2) At the click target location, put a simple redirector that sends the reader to your click-tracking URL.
3) Have the click tracking URL redirect the reader to the desired final destination URL.
I'm guessing that it won't be as simple as this, since I'm assuming the tracking links are being generated automatically by your mailing list manager. However, there's still a reasonably simple solution, if you can get your list manager to cooperate. Here's how.
1) Configure your web server to trigger a script when someone tries to load a page that doesn't exit (ie. set up a custom 404 page, and point it to a script rather than a static page) -- OR -- use URL rewriting to accomplish the same thing.
2) Have the script check (if you're using the 404 method -- if you're using URL rewriting, you can skip this part) the start of the request URI to see whether the link is pointing to a particular directory (for example, if your site is "http://example.com/", you could reserve all URLs beginning with "http://example.com/link/" for this use). If not, just display a normal 404 page.
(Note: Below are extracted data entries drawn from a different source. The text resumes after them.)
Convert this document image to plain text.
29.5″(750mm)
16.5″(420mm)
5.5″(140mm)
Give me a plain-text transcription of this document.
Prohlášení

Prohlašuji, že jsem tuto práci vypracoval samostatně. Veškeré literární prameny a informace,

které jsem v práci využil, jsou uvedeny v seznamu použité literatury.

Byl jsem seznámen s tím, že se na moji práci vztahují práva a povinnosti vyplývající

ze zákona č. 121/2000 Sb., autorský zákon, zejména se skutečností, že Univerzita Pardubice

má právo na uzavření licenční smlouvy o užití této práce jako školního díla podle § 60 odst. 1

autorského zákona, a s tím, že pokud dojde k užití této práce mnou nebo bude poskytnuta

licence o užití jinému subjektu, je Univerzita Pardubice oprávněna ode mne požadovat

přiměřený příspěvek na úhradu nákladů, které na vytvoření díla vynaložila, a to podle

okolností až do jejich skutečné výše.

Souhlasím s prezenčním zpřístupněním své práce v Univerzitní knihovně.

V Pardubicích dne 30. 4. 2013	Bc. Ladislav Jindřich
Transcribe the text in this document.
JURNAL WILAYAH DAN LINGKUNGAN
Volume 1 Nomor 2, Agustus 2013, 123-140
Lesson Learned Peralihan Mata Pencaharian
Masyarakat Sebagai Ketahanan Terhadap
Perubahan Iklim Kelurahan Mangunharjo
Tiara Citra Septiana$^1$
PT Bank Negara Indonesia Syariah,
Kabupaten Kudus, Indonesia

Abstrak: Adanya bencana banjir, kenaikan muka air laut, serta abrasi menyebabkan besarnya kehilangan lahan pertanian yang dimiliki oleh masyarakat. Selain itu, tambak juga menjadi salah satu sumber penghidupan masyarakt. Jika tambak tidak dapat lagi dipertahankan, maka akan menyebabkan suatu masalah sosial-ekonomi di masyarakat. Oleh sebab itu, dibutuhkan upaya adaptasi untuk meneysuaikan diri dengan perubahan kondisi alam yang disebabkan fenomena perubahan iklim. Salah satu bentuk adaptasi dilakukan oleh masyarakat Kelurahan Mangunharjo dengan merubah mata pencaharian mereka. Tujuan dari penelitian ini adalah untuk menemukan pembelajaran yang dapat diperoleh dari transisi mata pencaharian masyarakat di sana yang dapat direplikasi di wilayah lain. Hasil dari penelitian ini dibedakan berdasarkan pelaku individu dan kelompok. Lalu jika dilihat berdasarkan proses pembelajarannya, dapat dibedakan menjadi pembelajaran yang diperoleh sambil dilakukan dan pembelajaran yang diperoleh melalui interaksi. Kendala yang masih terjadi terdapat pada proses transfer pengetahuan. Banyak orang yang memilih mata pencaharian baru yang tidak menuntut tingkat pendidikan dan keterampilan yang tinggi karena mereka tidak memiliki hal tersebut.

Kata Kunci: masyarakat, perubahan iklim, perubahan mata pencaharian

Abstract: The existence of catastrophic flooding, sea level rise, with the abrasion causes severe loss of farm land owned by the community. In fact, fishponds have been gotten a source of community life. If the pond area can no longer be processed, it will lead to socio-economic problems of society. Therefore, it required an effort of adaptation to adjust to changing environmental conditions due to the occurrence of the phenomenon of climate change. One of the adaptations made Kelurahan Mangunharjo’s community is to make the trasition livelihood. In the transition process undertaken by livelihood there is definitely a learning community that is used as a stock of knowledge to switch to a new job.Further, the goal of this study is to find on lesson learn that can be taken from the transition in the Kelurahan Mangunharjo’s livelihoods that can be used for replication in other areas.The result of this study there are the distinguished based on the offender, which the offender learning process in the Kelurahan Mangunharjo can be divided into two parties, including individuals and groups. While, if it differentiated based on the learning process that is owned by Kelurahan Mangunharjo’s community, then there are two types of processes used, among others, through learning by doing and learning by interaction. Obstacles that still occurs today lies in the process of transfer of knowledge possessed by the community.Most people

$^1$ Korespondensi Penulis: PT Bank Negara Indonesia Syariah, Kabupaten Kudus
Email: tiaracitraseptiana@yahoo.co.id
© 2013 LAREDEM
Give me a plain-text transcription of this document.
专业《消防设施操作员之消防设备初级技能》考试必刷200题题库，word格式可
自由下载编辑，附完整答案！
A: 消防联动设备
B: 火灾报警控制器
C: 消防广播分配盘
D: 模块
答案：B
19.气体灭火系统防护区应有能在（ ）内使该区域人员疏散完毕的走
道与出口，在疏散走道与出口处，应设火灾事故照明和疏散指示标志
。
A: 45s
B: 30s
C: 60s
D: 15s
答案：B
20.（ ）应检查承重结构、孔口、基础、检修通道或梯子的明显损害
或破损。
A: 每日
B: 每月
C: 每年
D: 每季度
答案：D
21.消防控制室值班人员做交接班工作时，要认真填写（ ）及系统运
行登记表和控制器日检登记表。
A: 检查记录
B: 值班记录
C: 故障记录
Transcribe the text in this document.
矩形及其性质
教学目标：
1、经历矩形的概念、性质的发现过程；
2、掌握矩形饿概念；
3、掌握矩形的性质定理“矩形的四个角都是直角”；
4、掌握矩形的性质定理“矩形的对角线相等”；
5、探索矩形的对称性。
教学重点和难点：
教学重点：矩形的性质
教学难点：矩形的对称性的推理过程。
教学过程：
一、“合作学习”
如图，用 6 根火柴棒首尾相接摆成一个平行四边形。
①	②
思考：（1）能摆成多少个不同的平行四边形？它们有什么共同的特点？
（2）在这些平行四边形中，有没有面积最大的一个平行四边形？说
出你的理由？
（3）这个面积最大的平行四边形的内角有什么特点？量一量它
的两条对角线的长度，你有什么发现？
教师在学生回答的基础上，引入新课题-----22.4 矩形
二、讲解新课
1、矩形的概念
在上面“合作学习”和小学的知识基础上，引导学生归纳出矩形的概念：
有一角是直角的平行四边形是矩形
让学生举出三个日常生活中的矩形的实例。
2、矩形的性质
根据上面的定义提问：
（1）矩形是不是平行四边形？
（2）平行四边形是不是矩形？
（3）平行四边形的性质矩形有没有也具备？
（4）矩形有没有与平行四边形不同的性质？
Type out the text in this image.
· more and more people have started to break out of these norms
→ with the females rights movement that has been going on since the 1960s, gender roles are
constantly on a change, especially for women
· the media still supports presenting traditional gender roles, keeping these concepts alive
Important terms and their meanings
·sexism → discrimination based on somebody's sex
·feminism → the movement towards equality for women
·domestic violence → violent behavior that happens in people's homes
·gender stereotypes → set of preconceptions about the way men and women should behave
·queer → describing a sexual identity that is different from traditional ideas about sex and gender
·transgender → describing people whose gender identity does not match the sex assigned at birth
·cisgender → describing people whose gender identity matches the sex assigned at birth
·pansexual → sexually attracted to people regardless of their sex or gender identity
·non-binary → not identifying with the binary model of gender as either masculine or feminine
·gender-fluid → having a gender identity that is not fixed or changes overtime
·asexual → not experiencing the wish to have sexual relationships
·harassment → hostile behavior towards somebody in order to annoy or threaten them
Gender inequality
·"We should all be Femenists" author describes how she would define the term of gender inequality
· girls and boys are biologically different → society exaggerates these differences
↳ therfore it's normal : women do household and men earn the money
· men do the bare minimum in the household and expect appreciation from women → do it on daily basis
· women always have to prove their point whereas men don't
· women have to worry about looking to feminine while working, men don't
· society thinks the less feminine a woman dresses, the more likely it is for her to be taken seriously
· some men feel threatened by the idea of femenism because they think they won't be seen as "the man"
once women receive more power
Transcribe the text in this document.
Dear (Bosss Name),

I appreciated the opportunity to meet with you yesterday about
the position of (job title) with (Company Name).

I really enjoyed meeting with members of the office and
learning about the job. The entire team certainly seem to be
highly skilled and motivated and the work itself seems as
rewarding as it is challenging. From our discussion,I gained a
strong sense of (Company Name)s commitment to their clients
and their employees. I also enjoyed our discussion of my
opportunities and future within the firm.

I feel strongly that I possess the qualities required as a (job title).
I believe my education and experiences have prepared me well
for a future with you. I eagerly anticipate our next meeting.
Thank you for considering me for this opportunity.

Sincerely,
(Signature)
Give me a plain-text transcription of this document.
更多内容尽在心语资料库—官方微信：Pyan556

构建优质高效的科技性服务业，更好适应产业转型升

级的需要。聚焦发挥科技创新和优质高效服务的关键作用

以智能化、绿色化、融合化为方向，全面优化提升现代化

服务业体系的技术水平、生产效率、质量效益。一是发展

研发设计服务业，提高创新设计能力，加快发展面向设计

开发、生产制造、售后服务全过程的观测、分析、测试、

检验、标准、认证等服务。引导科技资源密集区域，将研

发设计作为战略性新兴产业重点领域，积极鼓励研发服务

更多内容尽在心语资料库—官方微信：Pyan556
3) Have the script redirect to your click tracker, and put the rest of the request URI in the click tracker link, along with something to identify you as the click tracker user (for example, if the link was "http://example.com/link/whizbang-1", and your user ID with your click tracker is "foo", have it redirect to "http://click-track.example.org/track.cgi?user=foo&link=whizbang-1").
4) Your click tracker tracks the click and redirects back to the desired target destination.
Your mailing list manager/click tracker would have to enable you to specify two things for each link: your final target distination, and the "nice looking URL" that the reader initially clicks through to.
Best of luck to you in maximizing your deliverability and click-thru rates.